Francis was charged in a complaint unsealed on Nov. 6, 2013, with conspiring to commit bribery; that charge remains pending.
In his plea agreement, Sanchez admitted to seven specific instances in which he provided Francis with classified U.S. Navy ship and submarine schedules. He also admitted using his position and influence with the U.S. Navy to benefit GDMA and Francis on various occasions. Further, Sanchez admitted that he tipped Francis off about investigations into GDMA overbillings and briefed Francis on internal U.S. Navy deliberations. Sanchez further admitted that, in exchange for this information, Francis provided him with cash, entertainment and stays at high-end hotels. For example, in May 2012, Francis paid for Sanchez to stay five nights at the Shangri-La, a luxury hotel in Singapore, and, two months later, Francis paid for Sanchez’s travel from Asia to the United States, at a cost of over $7,500. Additionally, Francis arranged and paid for the services of prostitutes for Sanchez while Sanchez was in Singapore and elsewhere in Asia.

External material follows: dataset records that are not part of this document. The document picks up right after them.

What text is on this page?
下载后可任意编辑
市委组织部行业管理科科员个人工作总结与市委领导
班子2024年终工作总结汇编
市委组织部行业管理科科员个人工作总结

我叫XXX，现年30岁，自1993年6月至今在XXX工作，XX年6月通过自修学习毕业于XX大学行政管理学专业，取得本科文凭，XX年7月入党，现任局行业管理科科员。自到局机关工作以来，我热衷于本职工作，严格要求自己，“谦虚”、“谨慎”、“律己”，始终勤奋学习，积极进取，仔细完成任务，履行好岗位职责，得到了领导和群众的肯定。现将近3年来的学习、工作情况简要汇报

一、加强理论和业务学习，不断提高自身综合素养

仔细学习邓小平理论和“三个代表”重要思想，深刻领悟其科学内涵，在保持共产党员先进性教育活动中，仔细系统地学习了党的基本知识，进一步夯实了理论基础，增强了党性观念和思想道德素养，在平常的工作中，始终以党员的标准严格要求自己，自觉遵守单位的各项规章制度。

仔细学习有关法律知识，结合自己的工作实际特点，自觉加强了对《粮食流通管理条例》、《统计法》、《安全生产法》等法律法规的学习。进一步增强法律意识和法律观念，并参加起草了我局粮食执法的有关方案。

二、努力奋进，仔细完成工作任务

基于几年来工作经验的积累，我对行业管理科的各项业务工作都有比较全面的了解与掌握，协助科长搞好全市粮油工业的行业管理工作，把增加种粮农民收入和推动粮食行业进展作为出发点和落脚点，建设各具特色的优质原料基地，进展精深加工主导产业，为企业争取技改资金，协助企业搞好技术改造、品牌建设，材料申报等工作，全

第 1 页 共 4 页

“Commander Sanchez sold out his command and country for cash bribes, luxury hotel rooms, and the services of prostitutes,” said Assistant Attorney General Caldwell of the Justice Department’s Criminal Division,. “After today’s guilty plea, instead of free stays at the Shangri-La hotel, Sanchez is facing many nights in federal prison. The Department of Justice’s Criminal Division is committed to prosecuting those who abuse positions of public trust for personal enrichment at the expense of national security and the American taxpayers.”
In addition to Sanchez, two other U.S. Navy officials – former NCIS Special Agent John Beliveau and Petty Officer First Class Dan Layug – have pleaded guilty in connection with this investigation.Two former GDMA executives, Alex Wisidagama and Edmond Aruffo, have likewise pleaded guilty.
“During the course of the investigation into this criminal enterprise, investigators have compiled voluminous evidence identifying multiple persons of interest, generating numerous leads, and establishing and corroborating connections,” said Director Andrew L. Traver of the Naval Criminal Investigative Service (NCIS). “NCIS and our law enforcement partners are committed to seeing this massive fraud and bribery investigation through to its conclusion, so that those responsible are held accountable.”
The ongoing investigation is being conducted by NCIS, DCIS and the Defense Contract Audit Agency.